Study finds no link between vitamin D levels and mental health in young women

Courtney Sellwood taking in the sun's Vitamin D
Courtney Sellwood taking in the sun's Vitamin D
15 February 2017 | Mental health | Research and clinical trials

New research has found no relation between vitamin D levels and mental health in young women, Triple J Hack reports.

The Safe-D study, undertaken by the Royal Women’s Hospital, Royal Melbourne Hospital and University of Melbourne, surveyed and assessed 353 healthy women aged 16-25 living in Victoria, Australia, on a range of health indicators, including a careful investigation into linkages between vitamin D and mental health.

Chief investigator Professor John Wark said the study, an offshoot of the larger, ongoing Young Female Health Initiative (YFHI), came about because “there was a major need for comprehensive, high-quality studies examining the effects of vitamin D on a range of health outcomes, particularly in young women”.

“What we’ve been able to produce is the best quality data possible, in terms of association studies,” Prof Wark said.

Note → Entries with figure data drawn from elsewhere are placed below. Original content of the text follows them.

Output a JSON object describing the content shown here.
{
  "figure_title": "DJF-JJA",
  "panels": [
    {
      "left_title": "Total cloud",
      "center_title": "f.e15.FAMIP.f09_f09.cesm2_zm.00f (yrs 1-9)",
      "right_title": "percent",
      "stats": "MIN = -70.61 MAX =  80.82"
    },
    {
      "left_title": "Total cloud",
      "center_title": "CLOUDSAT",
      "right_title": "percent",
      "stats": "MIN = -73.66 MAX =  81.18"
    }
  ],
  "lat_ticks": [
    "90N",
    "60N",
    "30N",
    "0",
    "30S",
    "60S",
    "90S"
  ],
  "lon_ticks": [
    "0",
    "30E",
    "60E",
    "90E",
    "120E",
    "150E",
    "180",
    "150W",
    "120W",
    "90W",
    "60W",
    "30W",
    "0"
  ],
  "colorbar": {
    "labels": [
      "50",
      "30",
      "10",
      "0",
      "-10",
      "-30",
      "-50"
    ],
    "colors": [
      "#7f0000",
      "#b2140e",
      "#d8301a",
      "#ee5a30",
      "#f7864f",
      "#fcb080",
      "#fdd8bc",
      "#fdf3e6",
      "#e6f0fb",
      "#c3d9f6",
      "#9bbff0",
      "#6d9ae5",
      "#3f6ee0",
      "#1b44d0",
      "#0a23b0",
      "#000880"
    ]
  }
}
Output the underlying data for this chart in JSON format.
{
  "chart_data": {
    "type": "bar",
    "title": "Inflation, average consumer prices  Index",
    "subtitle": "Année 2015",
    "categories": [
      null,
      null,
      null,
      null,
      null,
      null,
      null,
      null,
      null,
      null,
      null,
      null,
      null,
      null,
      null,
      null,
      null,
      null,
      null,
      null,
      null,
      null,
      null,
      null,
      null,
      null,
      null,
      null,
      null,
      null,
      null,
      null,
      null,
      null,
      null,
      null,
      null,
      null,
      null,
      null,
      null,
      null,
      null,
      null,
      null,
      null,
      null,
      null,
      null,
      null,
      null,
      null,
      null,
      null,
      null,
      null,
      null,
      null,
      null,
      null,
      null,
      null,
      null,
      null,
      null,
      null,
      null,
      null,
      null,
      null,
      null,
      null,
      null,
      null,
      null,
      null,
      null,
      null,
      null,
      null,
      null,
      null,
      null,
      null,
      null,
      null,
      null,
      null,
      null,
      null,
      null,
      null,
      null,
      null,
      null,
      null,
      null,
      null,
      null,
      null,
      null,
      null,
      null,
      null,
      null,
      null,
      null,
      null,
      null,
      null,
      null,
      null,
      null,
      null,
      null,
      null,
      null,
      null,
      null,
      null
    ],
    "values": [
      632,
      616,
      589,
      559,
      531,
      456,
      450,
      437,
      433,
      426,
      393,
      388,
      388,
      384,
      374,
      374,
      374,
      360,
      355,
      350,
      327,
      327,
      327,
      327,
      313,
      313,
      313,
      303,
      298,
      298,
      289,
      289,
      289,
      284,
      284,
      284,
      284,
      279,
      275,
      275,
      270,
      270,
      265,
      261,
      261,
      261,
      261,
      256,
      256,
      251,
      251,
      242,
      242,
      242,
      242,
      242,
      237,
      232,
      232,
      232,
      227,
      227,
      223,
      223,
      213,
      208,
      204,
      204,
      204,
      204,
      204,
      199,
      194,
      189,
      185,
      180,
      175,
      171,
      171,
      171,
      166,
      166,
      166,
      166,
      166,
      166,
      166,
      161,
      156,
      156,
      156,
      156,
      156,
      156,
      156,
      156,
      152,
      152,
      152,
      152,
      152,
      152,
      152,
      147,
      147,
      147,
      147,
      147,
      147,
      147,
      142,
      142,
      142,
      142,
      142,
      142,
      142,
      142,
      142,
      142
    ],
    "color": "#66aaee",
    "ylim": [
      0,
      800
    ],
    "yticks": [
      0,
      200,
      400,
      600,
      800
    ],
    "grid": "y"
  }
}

Through the innovative method of recruitment via Facebook (YFHI pioneered the use of this approach in recruitment for health research), Prof Wark, the Women’s Director of Microbiology and Infectious Diseases, Professor Suzanne Garland and their team of researchers measured participants’ mental health symptoms –anxiety, depression, psychological distress and general mental health – along with their sun exposure, vitamin D levels and lifestyle choices.

Researcher and PhD student Emma Callegari at the Women’s and University of Melbourne assessed the results.

“It was almost unexpected that we didn’t find a link between vitamin D levels and mental health,” Ms Callegari said.

“What we did notice, however, was that this age group of women recorded a high percentage of general psychological distress – such as low mood and heightened emotions which many put down to just being part of their usual state. The next step would be to investigate this further to determine the cause and how we might be able to reduce or prevent these feelings.”

Prof Wark, from the Royal Melbourne Hospital and University of Melbourne, said the results of Safe-D formed part of a larger body of work into vitamin D levels in young women and whether individuals living in the Australian environment can safely achieve sufficient vitamin D levels from sun exposure. A clinical trial assessing the safety and effectiveness of a smartphone app in improving vitamin D levels has just been completed and results of this important trial will be available later this year.

The YFHI study began in 2010 after Prof Wark and Prof Garland joined forces and pooled resources to assess the relationships between lifestyle, behaviour, physical health and mental wellbeing in young women – the most comprehensive study of its kind.

The study collects a wide range of participant data focused on their mental, sexual, metabolic and bone health and health behaviour/lifestyle.

“Traditional approaches to recruiting don’t work with this group of women. Young people don’t often see the importance or relevance of research in respect to themselves so we had to use a medium that young women are familiar with,” Prof Garland said.

“What we have collected is truly unique data. You can’t find anywhere this breadth of data on this age group of women.”